Despite all the setbacks, the hiccups, the active undermining during the Zuma years, and even before that in the Mbeki years, our constitution is holding.  South Africans should be profoundly grateful that this is so. It is for this reason that President Zuma cannot be given a Mugabe-like deal; all of us are equal and even former presidents cannot escape without facing justice. Zuma, if charged and convicted, could be given a   pardon by the new president, but he cannot escape prosecution through an amnesty.

Often, the people I met on the Queen Mary 2 have heard about Cyril Ramaphosa and some have an unrealistic expectation of what he can achieve.  I, of course, say that anyone would be a massive improvement over the locust years of the Zuma administration and one hopes for the best but the truth is that the ANC has betrayed the trust of the voters and permitted the looting, the corruption, the ineptitude and the policy confusion to go unchecked.
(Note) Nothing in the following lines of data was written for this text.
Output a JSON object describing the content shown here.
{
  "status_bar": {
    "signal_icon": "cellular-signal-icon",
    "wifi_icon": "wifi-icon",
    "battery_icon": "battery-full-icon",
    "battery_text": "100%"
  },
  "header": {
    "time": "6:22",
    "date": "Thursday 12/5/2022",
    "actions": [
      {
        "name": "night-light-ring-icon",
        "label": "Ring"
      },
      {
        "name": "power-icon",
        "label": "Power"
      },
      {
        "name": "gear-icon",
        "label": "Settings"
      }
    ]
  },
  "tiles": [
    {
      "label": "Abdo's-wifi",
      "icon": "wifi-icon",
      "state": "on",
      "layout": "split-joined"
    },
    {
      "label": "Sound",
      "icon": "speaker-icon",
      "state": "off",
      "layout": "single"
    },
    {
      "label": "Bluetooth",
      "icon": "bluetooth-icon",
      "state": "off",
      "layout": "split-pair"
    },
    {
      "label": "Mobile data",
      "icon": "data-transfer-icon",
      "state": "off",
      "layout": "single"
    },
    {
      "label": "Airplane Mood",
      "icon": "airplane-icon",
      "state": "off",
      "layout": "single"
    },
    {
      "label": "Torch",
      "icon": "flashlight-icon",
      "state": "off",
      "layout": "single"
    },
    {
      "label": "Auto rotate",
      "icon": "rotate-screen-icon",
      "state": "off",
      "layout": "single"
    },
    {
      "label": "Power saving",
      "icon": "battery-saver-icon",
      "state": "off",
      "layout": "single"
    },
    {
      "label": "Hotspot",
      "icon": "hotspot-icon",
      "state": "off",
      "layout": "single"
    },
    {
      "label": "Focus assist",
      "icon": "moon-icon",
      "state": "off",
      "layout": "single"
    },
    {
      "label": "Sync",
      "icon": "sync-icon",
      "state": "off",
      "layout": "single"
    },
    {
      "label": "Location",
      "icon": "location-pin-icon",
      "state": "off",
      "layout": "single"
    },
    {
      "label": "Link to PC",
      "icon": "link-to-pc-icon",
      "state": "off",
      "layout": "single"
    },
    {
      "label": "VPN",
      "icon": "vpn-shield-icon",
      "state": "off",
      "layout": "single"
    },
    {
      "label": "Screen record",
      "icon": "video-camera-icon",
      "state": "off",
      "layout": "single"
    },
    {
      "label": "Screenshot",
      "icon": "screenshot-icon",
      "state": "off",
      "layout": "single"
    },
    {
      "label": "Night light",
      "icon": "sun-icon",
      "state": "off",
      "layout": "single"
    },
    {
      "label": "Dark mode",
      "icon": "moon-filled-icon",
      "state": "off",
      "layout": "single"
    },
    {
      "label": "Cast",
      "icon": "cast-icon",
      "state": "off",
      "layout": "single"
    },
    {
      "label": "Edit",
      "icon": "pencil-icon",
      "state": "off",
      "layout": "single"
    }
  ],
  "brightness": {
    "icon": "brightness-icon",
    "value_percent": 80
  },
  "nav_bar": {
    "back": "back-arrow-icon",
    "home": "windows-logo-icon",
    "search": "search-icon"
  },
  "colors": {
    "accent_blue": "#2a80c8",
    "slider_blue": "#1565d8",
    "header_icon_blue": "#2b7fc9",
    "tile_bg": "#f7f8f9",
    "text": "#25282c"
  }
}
Mr Ramaphosa not only actively assisted Zuma to win another five years in power at Mangaung, but sat quiet in the cabinet while all of this went on under his nose.

Without slagging off the country, I have not minced my words in saying that in a constitutional democracy, a generation is far too long for any party to be in government.  South Africa badly needs a new government, perhaps a coalition government, that realises that it does not have a divine right to rule. What the ANC needs is a good long time on the opposition benches in parliament that will give it the chance to get rid of the careerists, the bandwagon climbers, the corrupt and the inept and to start developing a set of policies with answers for the twenty first century instead of being rooted in the outdated and failed philosophies of the communists and others dating from early in the previous century.

Furthermore, and this resonated with everyone I talked to, the country badly needs an infusion of the Mandela spirit.  Our national icon is universally known and respected and the Rainbow Nation attitude that he displayed is so admired, that nothing we could do would be more effective in persuading the world that we are back on the right track than having our politicians and our leaders reach out to each other, trying to transcend the differences and stressing our common South African being. We need to reject the heightened racism that is becoming all too evident in black/white relations, fanned by certain politicians, and reach back a few years to find again the national unity that the country needs. 

Douglas Gibson is a former opposition chief whip and former ambassador to Thailand.  His website is douglasgibsonsouthafrica.com

This article first appeared in The Star.